Max Gate, Dorchester. Das Haus, das Thomas Hardy ab 1885 bis zu seinem Tod bewohnte.
Hier entstanden viele seiner Gedichte.
Auffallend an der Gestaltung dieser Episoden ist das Bemühen, den Leser zum Beispiel durch Alliterationen (“shady seat”, “blithely breakfasting”) und das leichte Gleiten der Verse regelrecht zum lauten Mitlesen einzuladen, wozu ihn schon das gemeinsame Singen am Anfang aufzufordern scheint. Hardy, dem nachgesagt wird, vielen seiner Gedichte die Rhythmen alter Lieder zugrunde gelegt zu haben, schliesst hier an die Tradition der ‘oral poetry’ mit ihrem liedhaften Charakter an, der vom Zuhörer ohnehin eine Teilnahme erwartet.
Die auf diese Weise auch vom Leser geteilten Glücksmomente werden allerdings im jeweils zweitletzten, leicht variierenden Vers durch das Klagen über das Vergehen der Jahre in Frage gestellt - und im letzten Vers einer jeden Strophe kündigt sich der Sturm an, der am Ende den heftigen Regen über die Grabsteine der mittlerweile Verstorbenen, die einst der kleinen Momente teilhaftig geworden waren, prasseln lässt. Diese letzten Verse weisen auch eine hinterhältige Verbindung zur vorangegangenen Szene auf: dem Singen wird das Geräusch der kranken hinabwirbelnden Blätter entgegengesetzt, den fleissigen Bewegungen im Garten das rasche Vorüberfliegen der Vögel... --- Vor allem aber gerät selbst ein Engländer, der sich zum lauten Mitlesen verführen liess, beim Lesen dieser Verse mit ihren vielen Plosivlauten und anderen ungewohnten Konsonantenanhäufungen (“reel down in throngs”, "the rotten rose is ripped" etc.) beinahe ins Stottern. Denn diese Verse richten sich nicht nach der "sangbaren" mündlichen Überlieferung; sie sind im wahrsten Sinne des Wortes “literate poetry”, und wer sie zusammen, als Gedicht für sich liest, erkennt rasch, dass man sie eigentlich als Grabinschrift, als Epitaph, betrachten kann.
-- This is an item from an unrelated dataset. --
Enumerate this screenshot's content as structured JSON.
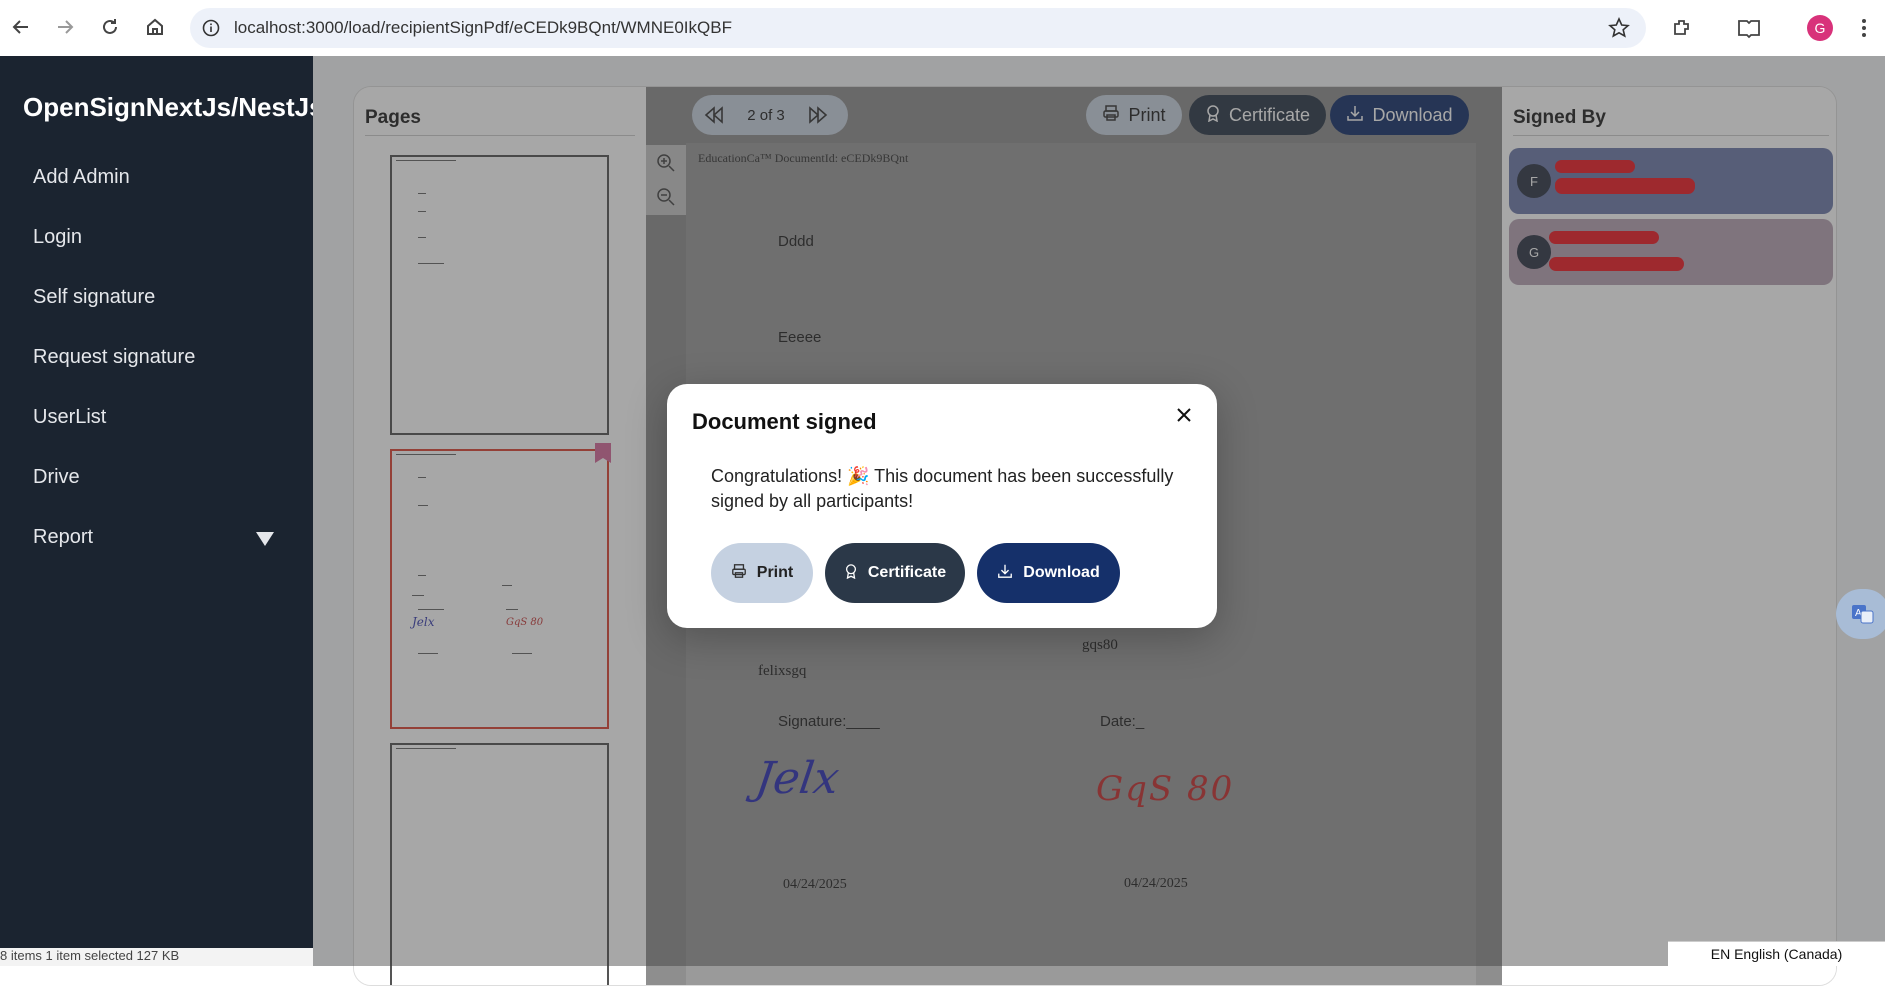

So stehen Leben und Tod einander in einem Gedicht gegenüber, und der Leser, eben noch zum Mit-"Singen" verführt, fühlt sich aus seinem Rhythmus hinausgeworfen. Es ist dies ein bezeichnender, wenn auch nicht immer in solcher Perfektion zu findender Wesenszug der Gedichte Thomas Hardy's, die der im 19. Jahrhundert gerne zelebrierten Idylle und ihrer Eindeutigkeit noch etwas anderes hinzufügen: Er fordert im Gegensatz zu den Modernisten den Leser nicht zum mühsamen Interpretieren auf, sondern nimmt ihn scheinbar bei der Hand, lädt ihn ein, um ihm dann doch den endgültigen Zugang zu verwehren. Im Titanic-Gedicht geschieht dies beispielsweise durch geradezu groteske Bilder, die dem Schrecken über das Unglück die Vergänglichkeit menschlicher Überheblichkeit entgegenstellen. Das lyrische Ich in "Wessex Heights" wiederum verneint die angebliche Befreiung von "Gedanken-Fesseln" auf den Höhen allein schon durch die harten Laute ("mind-chains do not clank where one's next neighbour is the sky"). Weitere Beispiele gibt es zuhauf. - Hardy findet in dem kleinen philosophischen Gedicht “Nature’s Questioning” sogar die Worte, die dieses Verhalten des Dichters, eine fehlende Eindeutigkeit, erklären: “No answerer I”. Ich bin nicht der Mann, der für euch die Antworten hat. - Und tatsächlich: Er war nur der Mann, der das unerklärliche, mächtige Walten der Natur beschrieb, der seinem "During Wind und Rain" mit dem während des Ersten Weltkriegs geschriebenen Gedicht "In Time of 'The Breaking of Nations'" auch das Bleibende inmitten der Zerstörung entgegenstellte:
Yonder a maid and her wight
Come whispering by:
War's annals will cloud into night
Ere their story die.
Und er war der Mann, der für sein ländliches England, deren singende und arbeitende Gemeinschaft mit Leben und Sterben in Einklang war, einzigartige Verse fand, aber auch das Vergehen dieses Englands in Worte fassen musste.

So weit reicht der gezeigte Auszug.